Auf ihrem neuen vierten Album "Lust for Life" versucht sich Lana Del Rey erstmals an ein wenig Lebensmut und Optimismus. Wie ihr das gelingt und ob es eine Kehrtwende in der Karriere der New Yorkerin sein könnte, erläutert Musikkritiker Jens Balzer im Gespräch mit Christoph Reimann.

Jens Balzer im Gespräch mit Christoph Reimann | 22.07.2017
    Die US-amerikanische Sängerin Lana Del Rey bei einem BBC Radio 1 Konzert in der Burton Constable Hall in Hull, England.
    Die US-amerikanische Sängerin Lana Del Rey bei einem BBC Radio 1 Konzert in der Burton Constable Hall in Hull, England. (imago / PA Images)
    Christoph Reimann: Schmollmund und eine große Traurigkeit. Das sind so die ersten Dinge, die einem beim Namen Lana Del Rey einfallen. Dazu eine Musik der großen Geste und an eine unbestimmte Vergangenheit erinnernd. Eine verklärte Schwermut, als hätte man einen Instagram-Filter draufgelegt. "Video Games", so hieß der Song, der Lana Del Rey 2012 bekannt machte, das Album dazu "Born to Die". Gestern ist die neue Platte von Lana Del Rey erschienen, und auf der behauptet sie nun "Lust for Life". Der Musikkritiker Jens Balzer hat sich das Album schon angehört. Hallo, Herr Balzer.

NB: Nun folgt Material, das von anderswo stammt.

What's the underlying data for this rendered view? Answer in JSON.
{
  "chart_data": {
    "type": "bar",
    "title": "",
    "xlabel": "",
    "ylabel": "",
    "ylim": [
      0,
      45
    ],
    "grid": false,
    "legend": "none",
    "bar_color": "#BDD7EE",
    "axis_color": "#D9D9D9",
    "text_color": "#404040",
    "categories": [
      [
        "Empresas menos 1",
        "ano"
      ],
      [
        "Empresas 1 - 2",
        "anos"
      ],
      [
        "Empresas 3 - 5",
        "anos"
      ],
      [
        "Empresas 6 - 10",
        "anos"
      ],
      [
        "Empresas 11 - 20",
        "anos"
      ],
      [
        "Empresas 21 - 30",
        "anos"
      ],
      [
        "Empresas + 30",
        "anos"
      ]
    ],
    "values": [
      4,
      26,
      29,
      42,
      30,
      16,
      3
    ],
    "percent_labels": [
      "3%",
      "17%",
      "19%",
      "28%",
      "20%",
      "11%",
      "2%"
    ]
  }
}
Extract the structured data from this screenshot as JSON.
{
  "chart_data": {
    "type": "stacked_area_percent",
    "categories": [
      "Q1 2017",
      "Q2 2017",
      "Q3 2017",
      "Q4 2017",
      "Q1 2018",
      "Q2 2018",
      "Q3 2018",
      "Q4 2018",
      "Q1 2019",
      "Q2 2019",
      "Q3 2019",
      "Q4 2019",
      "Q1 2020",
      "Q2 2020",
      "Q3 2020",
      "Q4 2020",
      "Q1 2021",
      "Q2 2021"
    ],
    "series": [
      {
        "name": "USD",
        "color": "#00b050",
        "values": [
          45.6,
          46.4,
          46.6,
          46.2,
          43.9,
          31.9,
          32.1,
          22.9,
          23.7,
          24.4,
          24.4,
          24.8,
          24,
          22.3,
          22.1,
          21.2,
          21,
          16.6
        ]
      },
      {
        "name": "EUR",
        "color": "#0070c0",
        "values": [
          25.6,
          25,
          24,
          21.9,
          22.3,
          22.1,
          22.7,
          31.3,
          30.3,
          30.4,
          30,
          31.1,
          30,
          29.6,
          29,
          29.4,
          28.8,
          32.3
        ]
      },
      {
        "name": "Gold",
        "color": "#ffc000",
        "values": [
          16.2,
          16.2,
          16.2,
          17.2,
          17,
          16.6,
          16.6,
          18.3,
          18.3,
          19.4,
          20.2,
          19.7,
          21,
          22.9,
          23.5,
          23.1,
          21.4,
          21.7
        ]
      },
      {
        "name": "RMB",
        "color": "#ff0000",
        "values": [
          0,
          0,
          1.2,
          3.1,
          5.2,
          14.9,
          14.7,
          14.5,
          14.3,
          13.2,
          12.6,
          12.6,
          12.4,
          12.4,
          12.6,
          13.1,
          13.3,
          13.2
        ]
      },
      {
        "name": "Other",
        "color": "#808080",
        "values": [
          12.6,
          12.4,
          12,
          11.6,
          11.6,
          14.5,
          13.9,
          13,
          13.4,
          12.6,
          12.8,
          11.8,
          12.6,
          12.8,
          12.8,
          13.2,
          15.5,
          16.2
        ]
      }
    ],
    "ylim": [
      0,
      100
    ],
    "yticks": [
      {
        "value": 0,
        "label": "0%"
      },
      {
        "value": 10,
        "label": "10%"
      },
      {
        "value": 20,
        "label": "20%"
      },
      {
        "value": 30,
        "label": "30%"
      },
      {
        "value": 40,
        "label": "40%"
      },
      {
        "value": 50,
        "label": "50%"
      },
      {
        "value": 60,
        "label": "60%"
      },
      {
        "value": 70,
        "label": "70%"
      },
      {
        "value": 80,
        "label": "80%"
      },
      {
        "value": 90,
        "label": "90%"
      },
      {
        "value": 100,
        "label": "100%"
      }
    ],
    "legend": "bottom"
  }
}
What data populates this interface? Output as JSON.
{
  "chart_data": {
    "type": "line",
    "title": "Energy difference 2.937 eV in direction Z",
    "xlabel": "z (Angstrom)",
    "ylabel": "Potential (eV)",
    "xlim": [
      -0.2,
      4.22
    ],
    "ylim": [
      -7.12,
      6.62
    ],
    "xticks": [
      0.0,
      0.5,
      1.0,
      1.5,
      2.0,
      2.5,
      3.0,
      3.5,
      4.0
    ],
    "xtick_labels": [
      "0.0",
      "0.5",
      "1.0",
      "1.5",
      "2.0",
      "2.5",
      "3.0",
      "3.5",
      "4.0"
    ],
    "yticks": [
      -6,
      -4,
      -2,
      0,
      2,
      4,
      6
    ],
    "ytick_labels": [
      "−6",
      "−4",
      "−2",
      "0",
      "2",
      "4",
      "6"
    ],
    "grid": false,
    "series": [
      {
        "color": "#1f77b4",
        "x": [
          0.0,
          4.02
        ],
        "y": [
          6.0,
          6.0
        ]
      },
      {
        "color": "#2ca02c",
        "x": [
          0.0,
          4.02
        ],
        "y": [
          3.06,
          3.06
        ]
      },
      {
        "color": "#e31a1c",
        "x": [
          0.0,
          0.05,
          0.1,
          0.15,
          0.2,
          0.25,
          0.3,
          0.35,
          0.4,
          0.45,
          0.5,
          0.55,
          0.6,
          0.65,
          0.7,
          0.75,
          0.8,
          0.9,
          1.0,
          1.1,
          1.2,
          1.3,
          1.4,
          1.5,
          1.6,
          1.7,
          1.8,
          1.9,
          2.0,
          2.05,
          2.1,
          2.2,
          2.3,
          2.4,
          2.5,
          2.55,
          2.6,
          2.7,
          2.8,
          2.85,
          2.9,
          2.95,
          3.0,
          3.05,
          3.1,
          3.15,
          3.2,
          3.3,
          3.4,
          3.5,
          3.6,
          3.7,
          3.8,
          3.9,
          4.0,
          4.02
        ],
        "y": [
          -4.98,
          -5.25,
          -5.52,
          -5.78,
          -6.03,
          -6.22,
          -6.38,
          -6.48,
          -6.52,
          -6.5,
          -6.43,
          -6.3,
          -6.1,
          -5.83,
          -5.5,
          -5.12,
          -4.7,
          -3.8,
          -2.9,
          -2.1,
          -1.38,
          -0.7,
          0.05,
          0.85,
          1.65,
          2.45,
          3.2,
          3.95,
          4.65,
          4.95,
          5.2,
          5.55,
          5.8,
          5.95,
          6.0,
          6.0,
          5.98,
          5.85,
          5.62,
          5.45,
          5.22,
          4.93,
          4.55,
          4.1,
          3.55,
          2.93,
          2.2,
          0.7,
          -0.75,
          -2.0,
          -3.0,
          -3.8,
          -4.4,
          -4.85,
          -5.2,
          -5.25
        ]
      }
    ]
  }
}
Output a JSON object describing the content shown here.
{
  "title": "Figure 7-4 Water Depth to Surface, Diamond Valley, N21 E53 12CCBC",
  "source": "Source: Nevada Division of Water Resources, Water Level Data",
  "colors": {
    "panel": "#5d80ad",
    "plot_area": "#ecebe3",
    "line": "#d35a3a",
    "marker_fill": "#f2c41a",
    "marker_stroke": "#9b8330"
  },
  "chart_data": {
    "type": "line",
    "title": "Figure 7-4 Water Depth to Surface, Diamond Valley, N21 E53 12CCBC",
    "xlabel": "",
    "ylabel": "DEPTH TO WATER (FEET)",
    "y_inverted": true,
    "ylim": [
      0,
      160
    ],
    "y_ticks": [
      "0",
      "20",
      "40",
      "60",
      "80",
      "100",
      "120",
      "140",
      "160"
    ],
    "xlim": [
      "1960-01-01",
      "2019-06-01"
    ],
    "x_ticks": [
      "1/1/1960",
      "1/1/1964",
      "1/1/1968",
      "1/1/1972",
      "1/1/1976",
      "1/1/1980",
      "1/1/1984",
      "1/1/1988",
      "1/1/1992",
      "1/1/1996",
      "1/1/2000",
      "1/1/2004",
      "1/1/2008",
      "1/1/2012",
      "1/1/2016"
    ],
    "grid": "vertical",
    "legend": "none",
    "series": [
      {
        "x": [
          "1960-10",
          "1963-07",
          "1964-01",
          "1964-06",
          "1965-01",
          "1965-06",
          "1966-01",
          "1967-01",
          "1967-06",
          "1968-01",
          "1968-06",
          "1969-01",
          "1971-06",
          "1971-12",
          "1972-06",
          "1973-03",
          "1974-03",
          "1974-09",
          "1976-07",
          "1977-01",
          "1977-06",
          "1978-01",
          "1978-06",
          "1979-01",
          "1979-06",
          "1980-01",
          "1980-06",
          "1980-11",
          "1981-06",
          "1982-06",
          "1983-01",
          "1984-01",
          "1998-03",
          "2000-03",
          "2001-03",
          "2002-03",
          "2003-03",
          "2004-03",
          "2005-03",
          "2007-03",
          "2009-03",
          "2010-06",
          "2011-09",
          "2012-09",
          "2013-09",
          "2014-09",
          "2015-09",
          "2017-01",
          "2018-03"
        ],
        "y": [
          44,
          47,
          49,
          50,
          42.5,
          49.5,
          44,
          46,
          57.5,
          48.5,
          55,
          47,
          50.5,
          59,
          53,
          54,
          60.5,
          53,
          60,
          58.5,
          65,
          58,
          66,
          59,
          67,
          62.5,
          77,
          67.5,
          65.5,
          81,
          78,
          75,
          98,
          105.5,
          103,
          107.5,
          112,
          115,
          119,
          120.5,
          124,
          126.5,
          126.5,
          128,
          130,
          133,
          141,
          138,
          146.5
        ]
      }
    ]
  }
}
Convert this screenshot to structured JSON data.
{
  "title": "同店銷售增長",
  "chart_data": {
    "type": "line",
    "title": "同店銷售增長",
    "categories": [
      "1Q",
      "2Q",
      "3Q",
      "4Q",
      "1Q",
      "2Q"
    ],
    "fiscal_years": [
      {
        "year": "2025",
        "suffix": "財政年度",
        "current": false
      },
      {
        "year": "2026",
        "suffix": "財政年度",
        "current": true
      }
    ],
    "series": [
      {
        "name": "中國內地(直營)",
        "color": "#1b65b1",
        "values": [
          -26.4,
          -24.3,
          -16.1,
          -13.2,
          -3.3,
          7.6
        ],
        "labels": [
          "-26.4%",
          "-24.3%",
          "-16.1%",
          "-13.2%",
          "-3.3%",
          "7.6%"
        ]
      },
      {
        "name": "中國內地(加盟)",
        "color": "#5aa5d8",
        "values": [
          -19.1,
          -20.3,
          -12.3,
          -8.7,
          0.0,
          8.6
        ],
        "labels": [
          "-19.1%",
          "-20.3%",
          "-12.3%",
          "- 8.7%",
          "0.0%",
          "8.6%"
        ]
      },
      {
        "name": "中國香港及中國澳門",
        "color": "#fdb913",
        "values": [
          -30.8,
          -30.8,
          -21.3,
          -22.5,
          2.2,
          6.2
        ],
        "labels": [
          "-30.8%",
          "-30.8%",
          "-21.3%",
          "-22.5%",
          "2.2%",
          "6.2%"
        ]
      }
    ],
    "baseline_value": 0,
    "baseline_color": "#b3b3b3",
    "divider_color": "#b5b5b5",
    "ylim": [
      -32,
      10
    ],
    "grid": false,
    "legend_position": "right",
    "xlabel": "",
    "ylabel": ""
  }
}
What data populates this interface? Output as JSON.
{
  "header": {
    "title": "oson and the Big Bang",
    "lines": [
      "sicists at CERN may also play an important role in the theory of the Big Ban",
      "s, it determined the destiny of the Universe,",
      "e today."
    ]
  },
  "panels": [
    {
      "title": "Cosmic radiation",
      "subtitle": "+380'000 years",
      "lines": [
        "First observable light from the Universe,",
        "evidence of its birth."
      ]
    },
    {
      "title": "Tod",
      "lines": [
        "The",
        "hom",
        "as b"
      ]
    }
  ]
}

    Jens Balzer: Guten Tag.
    Reimann: Tja, auf dem Cover zu "Lust for Life", da guckt Lana Del Rey ja gar nicht mehr so traurig, stattdessen grinst sie einen direkt an. Das hört sich zunächst nach einem ziemlich großen, starken Bruch dieser Kunstfigur an, die ja das Traurige zelebriert hat.
    Balzer: Ja, das stimmt. Aber natürlich bleibt die Kunstfigur als solche auch erhalten. Das Interessante an Lana Del Rey ist ja, dass sie überhaupt noch mal so eine starke Kunstfigur aufgebaut hat. Also unter den Künstlerinnen, die so in den letzten - sagen wir mal - fünf bis sechs Jahren erschienen, ja auch für mich die charismatischste Persönlichkeit. Sie wirkt immer - Sie haben gerade gesagt, wie ein Instagram Filter - irgendwie so von ihrer Aura, verwischt irgendwie. Oder ihre Videos sahen aus - wie das Video zu "Video Games" - als ob man da irgendwelche Super-8-Filme aus den sechziger Jahren auf irgendeinem Dachboden gefunden hätte. Sie wirkte da so wie eine mit Antidepressiva sedierte, sehr unglückliche Hausfrau aus einer engen Vorstadt-Welt, die sich nach irgendwas Großem sehnt, großer Liebe und großen Gefühlen, das dann aber doch nicht bekommt.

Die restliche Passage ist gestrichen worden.